Remember if you have any questions or troubles, check out the QAF first.

Work 01: Getting to know each other

posted Sep 6, 2018, 1:04 PM by JonAlf Dyrland-Weaver

  • Check your email for an invitation to the google group (QAF)
  • Accept the invitation.
  • Read & respond to the post titled "Welcome to the world of tomorrow"

Work 0: Getting to know you

posted Sep 5, 2018, 6:57 AM by JonAlf Dyrland-Weaver

  • There are things I need to know about you.
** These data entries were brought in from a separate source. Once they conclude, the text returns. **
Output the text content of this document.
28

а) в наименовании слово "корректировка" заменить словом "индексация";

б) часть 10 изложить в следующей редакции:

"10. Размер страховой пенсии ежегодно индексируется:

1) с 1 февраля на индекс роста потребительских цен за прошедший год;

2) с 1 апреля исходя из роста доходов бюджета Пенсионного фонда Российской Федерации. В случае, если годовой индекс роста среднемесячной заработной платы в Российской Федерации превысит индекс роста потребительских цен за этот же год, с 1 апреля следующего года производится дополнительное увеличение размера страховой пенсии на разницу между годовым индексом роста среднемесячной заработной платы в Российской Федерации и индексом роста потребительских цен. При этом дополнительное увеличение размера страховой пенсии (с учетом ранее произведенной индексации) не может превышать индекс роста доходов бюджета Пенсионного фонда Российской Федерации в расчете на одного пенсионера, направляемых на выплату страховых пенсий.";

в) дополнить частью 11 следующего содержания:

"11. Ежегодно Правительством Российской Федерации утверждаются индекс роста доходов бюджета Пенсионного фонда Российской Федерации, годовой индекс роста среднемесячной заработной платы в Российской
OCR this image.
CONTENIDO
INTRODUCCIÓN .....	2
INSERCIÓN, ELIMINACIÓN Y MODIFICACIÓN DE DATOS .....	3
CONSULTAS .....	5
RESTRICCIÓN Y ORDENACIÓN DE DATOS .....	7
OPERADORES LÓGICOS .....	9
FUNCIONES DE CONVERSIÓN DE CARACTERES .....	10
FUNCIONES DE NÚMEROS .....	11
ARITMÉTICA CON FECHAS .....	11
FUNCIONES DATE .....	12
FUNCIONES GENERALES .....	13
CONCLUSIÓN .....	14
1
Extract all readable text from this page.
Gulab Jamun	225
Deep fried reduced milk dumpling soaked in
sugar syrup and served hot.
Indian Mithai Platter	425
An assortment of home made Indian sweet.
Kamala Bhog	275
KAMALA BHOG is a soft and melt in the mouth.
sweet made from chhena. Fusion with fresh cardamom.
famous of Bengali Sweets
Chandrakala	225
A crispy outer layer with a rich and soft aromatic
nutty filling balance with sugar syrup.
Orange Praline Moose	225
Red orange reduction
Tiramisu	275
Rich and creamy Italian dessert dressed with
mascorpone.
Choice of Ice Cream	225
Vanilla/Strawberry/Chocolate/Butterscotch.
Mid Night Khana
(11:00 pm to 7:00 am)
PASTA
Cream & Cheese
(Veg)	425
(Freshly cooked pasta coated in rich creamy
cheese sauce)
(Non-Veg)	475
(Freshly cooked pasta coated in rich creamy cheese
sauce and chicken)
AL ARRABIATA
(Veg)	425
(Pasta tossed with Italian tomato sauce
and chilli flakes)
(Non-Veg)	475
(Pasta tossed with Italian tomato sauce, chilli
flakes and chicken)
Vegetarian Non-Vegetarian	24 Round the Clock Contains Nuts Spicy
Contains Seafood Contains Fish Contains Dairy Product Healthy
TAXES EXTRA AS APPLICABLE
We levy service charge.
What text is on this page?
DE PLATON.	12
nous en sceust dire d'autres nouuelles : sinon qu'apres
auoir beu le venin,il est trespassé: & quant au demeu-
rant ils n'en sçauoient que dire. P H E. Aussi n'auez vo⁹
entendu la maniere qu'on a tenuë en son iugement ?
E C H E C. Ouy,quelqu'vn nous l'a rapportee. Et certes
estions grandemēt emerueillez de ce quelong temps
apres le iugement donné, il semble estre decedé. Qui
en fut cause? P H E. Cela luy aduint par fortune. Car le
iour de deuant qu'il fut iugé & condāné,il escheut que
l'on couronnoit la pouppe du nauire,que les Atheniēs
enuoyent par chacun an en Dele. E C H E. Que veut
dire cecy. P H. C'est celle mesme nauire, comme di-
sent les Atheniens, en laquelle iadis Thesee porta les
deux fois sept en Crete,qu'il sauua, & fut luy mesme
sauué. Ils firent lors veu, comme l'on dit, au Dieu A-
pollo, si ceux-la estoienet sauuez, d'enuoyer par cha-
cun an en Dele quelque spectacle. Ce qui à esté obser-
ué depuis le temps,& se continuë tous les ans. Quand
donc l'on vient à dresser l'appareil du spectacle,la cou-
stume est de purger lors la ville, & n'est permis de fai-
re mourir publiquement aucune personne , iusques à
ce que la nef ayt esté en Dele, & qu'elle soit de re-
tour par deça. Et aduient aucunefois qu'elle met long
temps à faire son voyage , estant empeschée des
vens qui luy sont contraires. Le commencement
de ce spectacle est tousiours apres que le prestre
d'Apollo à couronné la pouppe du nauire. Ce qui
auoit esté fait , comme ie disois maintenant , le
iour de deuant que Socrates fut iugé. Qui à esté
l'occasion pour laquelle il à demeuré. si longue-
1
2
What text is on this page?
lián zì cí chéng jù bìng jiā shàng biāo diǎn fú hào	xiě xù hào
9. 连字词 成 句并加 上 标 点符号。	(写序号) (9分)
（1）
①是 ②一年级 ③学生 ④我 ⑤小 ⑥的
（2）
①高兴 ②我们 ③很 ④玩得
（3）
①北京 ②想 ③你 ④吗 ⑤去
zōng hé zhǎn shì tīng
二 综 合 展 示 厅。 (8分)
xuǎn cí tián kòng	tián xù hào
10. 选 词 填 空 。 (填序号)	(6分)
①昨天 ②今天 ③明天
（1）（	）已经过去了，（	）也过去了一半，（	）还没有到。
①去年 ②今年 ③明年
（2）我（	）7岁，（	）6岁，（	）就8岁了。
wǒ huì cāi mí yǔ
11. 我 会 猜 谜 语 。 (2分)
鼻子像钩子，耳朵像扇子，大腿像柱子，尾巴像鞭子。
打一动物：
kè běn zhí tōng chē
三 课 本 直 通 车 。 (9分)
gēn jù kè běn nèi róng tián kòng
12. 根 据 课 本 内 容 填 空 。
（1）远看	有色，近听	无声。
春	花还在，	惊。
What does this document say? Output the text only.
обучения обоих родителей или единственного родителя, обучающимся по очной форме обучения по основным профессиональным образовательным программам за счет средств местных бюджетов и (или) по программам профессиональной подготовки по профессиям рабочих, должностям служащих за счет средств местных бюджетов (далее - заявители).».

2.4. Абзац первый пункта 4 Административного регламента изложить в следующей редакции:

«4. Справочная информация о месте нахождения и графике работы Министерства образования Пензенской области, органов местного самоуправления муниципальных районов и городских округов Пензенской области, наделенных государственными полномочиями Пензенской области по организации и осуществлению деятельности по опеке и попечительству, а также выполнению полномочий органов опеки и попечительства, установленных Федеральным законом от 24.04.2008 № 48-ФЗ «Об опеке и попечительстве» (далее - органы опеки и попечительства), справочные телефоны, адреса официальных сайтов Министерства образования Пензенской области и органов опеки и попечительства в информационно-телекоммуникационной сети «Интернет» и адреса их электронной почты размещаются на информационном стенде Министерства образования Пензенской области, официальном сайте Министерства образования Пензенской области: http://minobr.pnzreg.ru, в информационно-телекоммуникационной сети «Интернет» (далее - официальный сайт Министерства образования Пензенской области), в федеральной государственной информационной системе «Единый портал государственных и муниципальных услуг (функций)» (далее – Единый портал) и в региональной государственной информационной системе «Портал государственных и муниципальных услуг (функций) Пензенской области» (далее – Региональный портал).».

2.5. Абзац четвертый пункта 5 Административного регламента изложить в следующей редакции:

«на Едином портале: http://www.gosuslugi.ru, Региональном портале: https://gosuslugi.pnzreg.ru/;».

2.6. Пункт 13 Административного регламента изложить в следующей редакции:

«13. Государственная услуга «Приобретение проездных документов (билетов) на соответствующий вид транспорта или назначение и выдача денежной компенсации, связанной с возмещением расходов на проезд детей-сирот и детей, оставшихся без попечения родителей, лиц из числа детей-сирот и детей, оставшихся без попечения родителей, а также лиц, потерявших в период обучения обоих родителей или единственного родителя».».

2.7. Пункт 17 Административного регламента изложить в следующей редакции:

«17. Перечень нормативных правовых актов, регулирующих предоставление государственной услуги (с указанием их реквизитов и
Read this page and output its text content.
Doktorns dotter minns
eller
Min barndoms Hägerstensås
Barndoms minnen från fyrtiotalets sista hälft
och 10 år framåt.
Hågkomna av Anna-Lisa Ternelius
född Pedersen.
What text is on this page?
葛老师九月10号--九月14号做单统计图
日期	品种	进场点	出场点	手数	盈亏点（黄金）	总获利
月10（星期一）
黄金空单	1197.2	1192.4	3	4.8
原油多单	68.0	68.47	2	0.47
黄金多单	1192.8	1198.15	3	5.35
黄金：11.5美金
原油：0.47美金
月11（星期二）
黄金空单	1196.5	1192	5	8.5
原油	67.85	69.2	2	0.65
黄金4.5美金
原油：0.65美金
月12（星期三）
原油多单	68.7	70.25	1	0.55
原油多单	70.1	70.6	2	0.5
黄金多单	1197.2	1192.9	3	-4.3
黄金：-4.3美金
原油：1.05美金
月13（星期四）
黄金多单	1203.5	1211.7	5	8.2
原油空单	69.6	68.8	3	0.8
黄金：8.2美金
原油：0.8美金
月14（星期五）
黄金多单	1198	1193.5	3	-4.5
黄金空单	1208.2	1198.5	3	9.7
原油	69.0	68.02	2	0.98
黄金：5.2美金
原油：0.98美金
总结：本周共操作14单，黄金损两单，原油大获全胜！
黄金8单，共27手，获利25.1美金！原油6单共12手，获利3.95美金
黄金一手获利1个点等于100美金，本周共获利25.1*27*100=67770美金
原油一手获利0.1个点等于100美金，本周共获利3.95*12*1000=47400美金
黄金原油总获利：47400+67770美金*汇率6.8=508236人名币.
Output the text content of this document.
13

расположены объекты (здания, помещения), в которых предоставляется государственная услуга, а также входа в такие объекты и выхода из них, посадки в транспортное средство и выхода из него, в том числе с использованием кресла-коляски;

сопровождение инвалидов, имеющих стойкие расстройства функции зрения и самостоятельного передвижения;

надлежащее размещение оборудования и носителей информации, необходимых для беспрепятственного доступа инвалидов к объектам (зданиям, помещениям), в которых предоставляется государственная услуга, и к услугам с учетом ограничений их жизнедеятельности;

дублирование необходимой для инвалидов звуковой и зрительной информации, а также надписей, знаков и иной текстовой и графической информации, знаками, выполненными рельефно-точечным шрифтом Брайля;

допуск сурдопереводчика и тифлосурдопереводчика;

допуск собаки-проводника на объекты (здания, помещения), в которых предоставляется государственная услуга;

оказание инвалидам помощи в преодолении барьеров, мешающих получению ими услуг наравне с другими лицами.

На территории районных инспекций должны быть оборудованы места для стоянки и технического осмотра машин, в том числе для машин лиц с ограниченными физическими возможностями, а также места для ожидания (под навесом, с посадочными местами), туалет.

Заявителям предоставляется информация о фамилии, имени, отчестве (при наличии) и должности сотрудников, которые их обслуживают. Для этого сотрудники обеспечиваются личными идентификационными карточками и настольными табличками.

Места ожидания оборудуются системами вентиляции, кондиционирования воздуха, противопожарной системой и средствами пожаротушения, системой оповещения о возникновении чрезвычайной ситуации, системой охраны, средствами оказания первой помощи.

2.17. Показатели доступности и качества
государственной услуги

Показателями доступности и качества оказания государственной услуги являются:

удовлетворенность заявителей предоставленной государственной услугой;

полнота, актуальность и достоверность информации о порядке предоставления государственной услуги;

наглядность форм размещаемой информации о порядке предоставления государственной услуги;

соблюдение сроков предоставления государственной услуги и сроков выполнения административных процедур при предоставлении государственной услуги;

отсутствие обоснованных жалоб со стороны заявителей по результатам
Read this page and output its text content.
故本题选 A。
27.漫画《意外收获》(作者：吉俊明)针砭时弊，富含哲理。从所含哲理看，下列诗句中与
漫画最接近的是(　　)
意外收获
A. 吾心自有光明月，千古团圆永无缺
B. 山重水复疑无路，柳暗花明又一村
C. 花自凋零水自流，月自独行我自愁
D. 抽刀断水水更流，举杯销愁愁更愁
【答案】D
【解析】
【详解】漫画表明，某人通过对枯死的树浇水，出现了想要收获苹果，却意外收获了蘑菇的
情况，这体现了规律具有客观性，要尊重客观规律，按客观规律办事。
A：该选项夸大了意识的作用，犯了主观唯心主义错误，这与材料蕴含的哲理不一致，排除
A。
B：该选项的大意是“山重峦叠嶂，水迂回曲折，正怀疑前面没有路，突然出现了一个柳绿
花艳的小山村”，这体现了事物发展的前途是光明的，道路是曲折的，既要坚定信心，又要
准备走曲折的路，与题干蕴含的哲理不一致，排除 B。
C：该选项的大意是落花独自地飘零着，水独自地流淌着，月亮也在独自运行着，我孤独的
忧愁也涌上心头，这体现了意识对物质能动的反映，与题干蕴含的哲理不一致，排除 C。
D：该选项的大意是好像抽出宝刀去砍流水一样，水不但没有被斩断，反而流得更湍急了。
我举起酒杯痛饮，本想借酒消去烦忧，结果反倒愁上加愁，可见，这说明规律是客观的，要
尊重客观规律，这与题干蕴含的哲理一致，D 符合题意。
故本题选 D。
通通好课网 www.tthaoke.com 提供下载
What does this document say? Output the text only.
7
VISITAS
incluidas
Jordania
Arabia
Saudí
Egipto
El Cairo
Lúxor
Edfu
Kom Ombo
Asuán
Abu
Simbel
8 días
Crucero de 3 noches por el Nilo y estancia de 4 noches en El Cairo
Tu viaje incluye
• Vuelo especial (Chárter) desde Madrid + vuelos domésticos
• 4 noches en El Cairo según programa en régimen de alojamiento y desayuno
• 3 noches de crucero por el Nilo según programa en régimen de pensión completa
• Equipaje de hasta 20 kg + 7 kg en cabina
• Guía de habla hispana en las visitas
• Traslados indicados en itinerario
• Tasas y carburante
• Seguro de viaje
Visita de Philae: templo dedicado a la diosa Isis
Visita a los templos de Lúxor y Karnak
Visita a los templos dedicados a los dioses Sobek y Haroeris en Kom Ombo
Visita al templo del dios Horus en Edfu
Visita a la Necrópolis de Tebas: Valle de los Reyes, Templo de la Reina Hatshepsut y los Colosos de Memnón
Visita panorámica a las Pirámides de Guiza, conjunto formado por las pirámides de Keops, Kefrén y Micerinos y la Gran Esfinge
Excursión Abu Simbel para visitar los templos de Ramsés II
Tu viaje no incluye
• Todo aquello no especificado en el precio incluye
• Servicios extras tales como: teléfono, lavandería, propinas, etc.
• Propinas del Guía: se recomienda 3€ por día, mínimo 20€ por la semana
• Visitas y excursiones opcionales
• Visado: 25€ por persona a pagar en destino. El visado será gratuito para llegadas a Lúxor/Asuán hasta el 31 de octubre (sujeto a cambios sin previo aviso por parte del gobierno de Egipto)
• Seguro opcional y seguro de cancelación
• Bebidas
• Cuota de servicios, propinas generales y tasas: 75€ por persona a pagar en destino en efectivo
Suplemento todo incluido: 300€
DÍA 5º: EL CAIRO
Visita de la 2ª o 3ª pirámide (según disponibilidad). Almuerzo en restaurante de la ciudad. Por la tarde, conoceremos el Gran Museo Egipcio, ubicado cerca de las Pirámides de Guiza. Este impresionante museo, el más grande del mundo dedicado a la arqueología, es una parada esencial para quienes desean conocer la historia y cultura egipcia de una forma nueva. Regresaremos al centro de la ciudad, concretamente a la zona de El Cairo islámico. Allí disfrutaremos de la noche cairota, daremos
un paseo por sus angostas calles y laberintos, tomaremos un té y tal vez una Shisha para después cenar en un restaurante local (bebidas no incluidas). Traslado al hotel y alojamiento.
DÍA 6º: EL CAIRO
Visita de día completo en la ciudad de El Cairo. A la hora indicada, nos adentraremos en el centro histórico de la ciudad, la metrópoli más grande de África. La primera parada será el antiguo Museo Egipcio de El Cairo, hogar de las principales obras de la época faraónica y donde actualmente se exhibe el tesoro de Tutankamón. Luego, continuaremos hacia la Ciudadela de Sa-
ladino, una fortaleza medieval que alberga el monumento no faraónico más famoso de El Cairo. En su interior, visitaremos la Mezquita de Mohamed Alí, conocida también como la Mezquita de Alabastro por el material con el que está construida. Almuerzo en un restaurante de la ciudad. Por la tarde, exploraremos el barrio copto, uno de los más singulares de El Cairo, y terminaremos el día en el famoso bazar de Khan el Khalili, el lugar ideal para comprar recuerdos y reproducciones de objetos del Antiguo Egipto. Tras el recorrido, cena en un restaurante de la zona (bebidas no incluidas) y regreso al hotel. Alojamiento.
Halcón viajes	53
Fill out the following form with all the information.
  • Supplies needed:
    • A notebook
      • You will have to take notes in this class, on paper (why not on these computers sitting on our desks you ask?, Here are some reasons.)
      • You may use any kind of notebook, but it must be an organized notebook, not random sheets of paper in a folder.
    • Pens and pencils
      • Have a few of each, try multiple colors to make your notes even better.
    • Access to a suitable computer
      • The programming tools we will be using in class do not require much of a computer, but you should have access to a computer that runs either:
        • MacOS
        • Linux (most flavors of linux will work)
        • Windows
      • Note that tablets/computers running iOS, android or chromeOS will probably not work well for this class.
      • Tablets running windows may work, but there still might be problems.
      • If you have any problems accessing a computer talk to me.
        • There are some computers available most periods in room 301 for student use.
        • Starting soon, room 307 will be open for the CS Dojo, providing computer access Monday-Thursday after 10th period.